Masadan yükselen sese karşılık sakinliğini koruyan Yamaguchi, gözlerini Saburo'nun yüzüne dikti. "Hepimiz küçüldük, Saburo. Sokaklardaki gücünün ve bekçi sayının düştüğü söylentileri var; lokantalardan haraç toplattığın çömezleri bile çatışmalara girmeye zorluyormuşsun."
Saburo, masada duran yumruğunu sıkınca deri eldiveninden gıcırtılar yükseldi. Sinirini bir kenara bırakıp düşünmesi gerekiyordu. Kitsune'nin kulakları keskindi. Fiziksel ve silah gücünün azaldığını elbette duymuştu. Yine de bu bilgiyi onaylatması gerekiyordu.
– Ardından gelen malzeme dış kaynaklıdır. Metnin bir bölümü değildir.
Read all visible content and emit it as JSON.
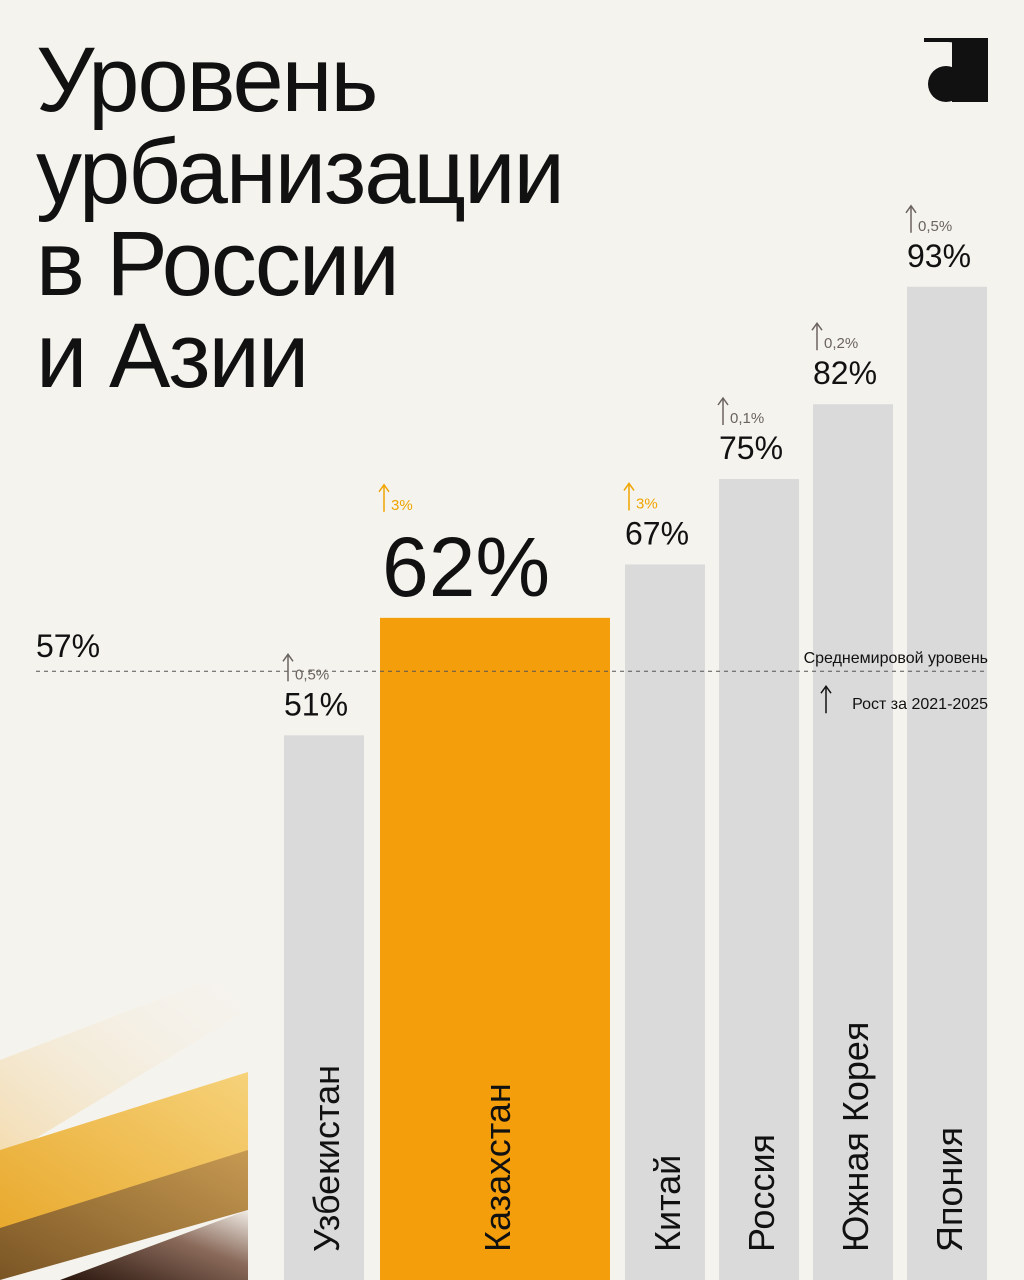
{
  "title_lines": [
    "Уровень",
    "урбанизации",
    "в России",
    "и Азии"
  ],
  "chart_data": {
    "type": "bar",
    "title": "Уровень урбанизации в России и Азии",
    "categories": [
      "Узбекистан",
      "Казахстан",
      "Китай",
      "Россия",
      "Южная Корея",
      "Япония"
    ],
    "values": [
      51,
      62,
      67,
      75,
      82,
      93
    ],
    "value_labels": [
      "51%",
      "62%",
      "67%",
      "75%",
      "82%",
      "93%"
    ],
    "growth_labels": [
      "0,5%",
      "3%",
      "3%",
      "0,1%",
      "0,2%",
      "0,5%"
    ],
    "highlight_index": 1,
    "unit": "%",
    "reference_line": {
      "value": 57,
      "value_label": "57%",
      "label": "Среднемировой уровень"
    },
    "growth_legend": "Рост за 2021-2025",
    "colors": {
      "bar": "#dadada",
      "highlight": "#f59e0b",
      "growth_highlight": "#f0a500",
      "growth": "#6b6360",
      "text": "#111111",
      "background": "#f5f3ee"
    }
  }
}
Sonuçta tilki, dibini görmediği suya adım atmazdı. İçerdeki hainlerin kim olduğunu çözmeyi sonraya bırakıp teklif şartlarını dinlemeye karar verdi. "Şartlara geçelim."
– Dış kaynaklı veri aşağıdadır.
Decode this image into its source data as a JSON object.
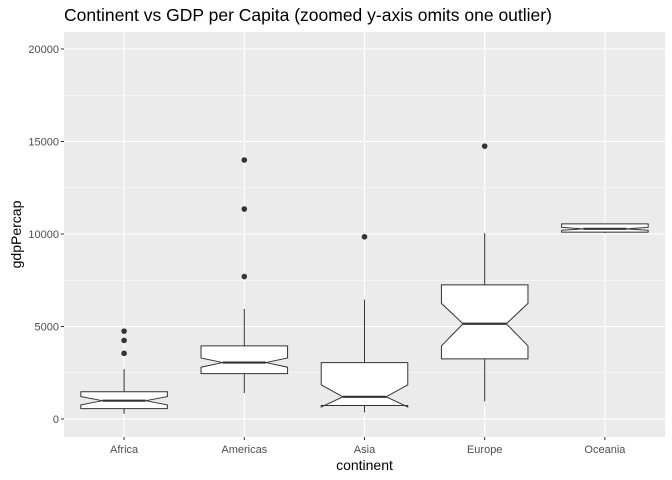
{
  "chart_data": {
    "type": "boxplot",
    "title": "Continent vs GDP per Capita (zoomed y-axis omits one outlier)",
    "xlabel": "continent",
    "ylabel": "gdpPercap",
    "categories": [
      "Africa",
      "Americas",
      "Asia",
      "Europe",
      "Oceania"
    ],
    "ylim": [
      -900,
      21000
    ],
    "yticks": [
      0,
      5000,
      10000,
      15000,
      20000
    ],
    "ytick_labels": [
      "0",
      "5000",
      "10000",
      "15000",
      "20000"
    ],
    "grid": true,
    "notched": true,
    "boxes": [
      {
        "category": "Africa",
        "whisker_low": 280,
        "q1": 560,
        "notch_low": 760,
        "median": 990,
        "notch_high": 1210,
        "q3": 1470,
        "whisker_high": 2700,
        "outliers": [
          3550,
          4250,
          4750
        ]
      },
      {
        "category": "Americas",
        "whisker_low": 1400,
        "q1": 2450,
        "notch_low": 2800,
        "median": 3050,
        "notch_high": 3300,
        "q3": 3950,
        "whisker_high": 5950,
        "outliers": [
          7700,
          11350,
          14000
        ]
      },
      {
        "category": "Asia",
        "whisker_low": 350,
        "q1": 730,
        "notch_low": 650,
        "median": 1200,
        "notch_high": 1850,
        "q3": 3050,
        "whisker_high": 6450,
        "outliers": [
          9850
        ]
      },
      {
        "category": "Europe",
        "whisker_low": 950,
        "q1": 3250,
        "notch_low": 3950,
        "median": 5150,
        "notch_high": 6250,
        "q3": 7250,
        "whisker_high": 10050,
        "outliers": [
          14750
        ]
      },
      {
        "category": "Oceania",
        "whisker_low": 10050,
        "q1": 10100,
        "notch_low": 10200,
        "median": 10280,
        "notch_high": 10360,
        "q3": 10550,
        "whisker_high": 10550,
        "outliers": []
      }
    ],
    "colors": {
      "panel": "#ebebeb",
      "grid": "#ffffff",
      "box_fill": "#ffffff",
      "box_line": "#333333",
      "point": "#333333"
    }
  }
}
Kei, krem rengi fötr şapkasını çıkartıp sağında duran adamına uzatırken yavaş ve derinden gelen sessiz kahkahalar attı. Saburo'ya dönünce, avcılar ve köpekleri tarafından kuşatılmış, beyaz kürklü bir kaplanın sinirden vahşileşmiş bakışlarına tanık oldu. "Hep böyle yapıyorsun, Taigākurō." dedi ve ekledi. "Oicchan Kabu'da hep Ya-Ku-Za.*³"
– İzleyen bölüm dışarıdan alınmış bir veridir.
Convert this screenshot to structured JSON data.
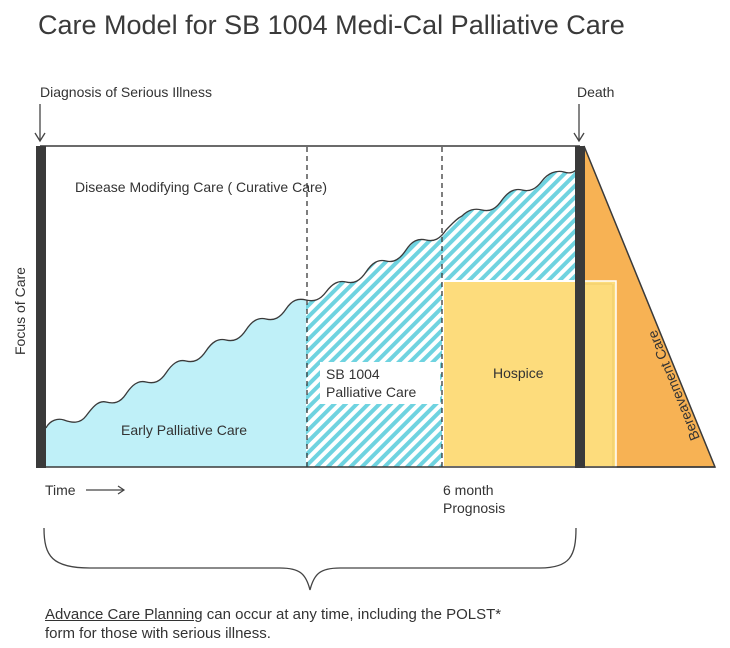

Yamaguchi, üstün körü gülümseyip orta parmağının eklem yeriyle masaya tıklattı. Dikkatler üzerine çekilip kısa dalaş sona erince, teklifinin detaylarını anlatmaya başladı. "Üç ayrı Doragonkurō*⁴, üç ayrı aileye hizmet edecek; fakat adaletleri her zaman isimlerimizden üstün olacak. Bunun için eğitilecekler ve hiçbir ailevi ya da duygusal bağları olmayacak. Yani yeri geldiğinde hizmet ettiği aileden de haksız olanın kellesini alacak."
Saburo, son cümleyle ufak bir irkilme yaşayıp etrafına baktı. Yaverlerden yükselen uğultular odayı doldurmuş, Yamaguchi ve Kei harici herkesin yüzüne şaşkın bir ifade yayılmıştı.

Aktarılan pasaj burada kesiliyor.